Whenever we think of a basic income or anything to do with social security, our knee-jerk reaction is that the state should provide it. We rarely think of community taking up such an initiative. It is of course true that in many societies in Asia, particularly India, the extended family had always acted as the social security net. With the breakdown of the joint family, rapid urbanisation and dispersal of the traditional family institution, this traditional social security framework is getting eroded. However, new forms of community spirit seems to be emerging now. Can a community initiate something as BIG as basic income?
A 30-year old young man called Michael Bohmeyer from Berlin founded a crowd-funded community initiative called 'My Basic Income' in 2014. Michael Bohmeyer has been a web developer and founder of several online start-ups since the age of 16. After working for fourteen years, he finally escaped the world of business, provided with a monthly basic income which is paid for by one of the start-ups that he founded. Michael now campaigns to get a basic income for as many people as possible.
“Because a basic income means freedom and unconditional humanity. And both are essential ingredients for a better society.”

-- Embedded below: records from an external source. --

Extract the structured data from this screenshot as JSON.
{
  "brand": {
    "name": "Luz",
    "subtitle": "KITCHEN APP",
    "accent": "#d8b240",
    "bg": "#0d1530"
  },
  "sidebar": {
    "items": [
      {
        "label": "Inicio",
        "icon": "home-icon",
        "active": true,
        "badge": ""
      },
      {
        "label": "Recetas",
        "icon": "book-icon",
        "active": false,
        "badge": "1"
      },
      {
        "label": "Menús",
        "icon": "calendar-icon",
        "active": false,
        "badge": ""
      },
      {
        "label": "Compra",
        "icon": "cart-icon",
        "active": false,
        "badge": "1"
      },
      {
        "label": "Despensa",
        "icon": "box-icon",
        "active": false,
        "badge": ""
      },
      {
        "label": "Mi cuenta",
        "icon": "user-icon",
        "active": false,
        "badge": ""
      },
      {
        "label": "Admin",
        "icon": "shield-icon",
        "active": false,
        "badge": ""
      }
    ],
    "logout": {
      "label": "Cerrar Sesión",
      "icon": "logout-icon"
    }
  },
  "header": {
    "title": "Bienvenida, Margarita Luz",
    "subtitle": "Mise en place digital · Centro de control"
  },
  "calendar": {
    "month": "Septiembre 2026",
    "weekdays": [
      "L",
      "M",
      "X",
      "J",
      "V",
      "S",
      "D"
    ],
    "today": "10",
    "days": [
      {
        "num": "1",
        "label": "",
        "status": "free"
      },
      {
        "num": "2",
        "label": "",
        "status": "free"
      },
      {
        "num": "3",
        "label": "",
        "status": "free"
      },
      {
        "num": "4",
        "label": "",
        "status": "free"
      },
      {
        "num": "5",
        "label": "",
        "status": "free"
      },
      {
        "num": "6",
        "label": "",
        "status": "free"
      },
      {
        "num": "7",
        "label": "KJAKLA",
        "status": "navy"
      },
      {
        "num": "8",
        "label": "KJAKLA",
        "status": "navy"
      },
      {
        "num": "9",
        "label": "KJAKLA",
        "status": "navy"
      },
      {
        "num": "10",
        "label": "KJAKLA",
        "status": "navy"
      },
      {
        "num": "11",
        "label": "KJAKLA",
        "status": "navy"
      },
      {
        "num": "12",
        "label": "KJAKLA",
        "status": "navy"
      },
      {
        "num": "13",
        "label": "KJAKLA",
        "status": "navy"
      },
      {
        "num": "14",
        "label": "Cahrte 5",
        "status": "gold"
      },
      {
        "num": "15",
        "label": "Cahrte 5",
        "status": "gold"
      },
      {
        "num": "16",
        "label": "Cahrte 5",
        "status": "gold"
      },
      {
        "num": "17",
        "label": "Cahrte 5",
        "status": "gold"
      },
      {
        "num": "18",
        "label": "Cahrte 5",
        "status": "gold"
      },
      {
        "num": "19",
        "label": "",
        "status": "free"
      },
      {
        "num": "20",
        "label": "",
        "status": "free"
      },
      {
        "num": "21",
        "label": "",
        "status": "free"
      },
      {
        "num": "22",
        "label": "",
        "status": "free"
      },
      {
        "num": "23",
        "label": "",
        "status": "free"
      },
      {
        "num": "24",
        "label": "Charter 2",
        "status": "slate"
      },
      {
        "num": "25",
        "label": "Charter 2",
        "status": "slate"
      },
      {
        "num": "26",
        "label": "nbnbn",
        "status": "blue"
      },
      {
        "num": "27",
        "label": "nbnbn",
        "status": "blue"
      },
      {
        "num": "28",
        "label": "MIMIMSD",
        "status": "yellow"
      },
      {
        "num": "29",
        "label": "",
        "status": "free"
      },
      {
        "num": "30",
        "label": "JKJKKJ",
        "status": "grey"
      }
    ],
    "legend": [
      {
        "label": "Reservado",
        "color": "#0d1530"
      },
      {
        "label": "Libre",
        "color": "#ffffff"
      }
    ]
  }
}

The initiative was founded in 2014, and two years on, it is growing stronger and has gained many supporters.
"A German crowdfunding project has been collecting money so that every month a lucky winner gets a basic monthly income for a year. It's a campaign and a social experiment - and it's re-started an old debate in Germany.
What would you do with 1,000 euros ($1,120) of free money every month? Or, more exactly, what would you do if the government gave you an income - enough to ensure a comfortable life, but few luxuries - but you got it unconditionally, regardless of your actual needs, your other income, even your age? Would you ever work again? And, more to the point, would society collapse if everyone in the country got it?
These are the questions that German crowdfunding campaign Mein Grundeinkommen ("My basic income") has been trying to answer".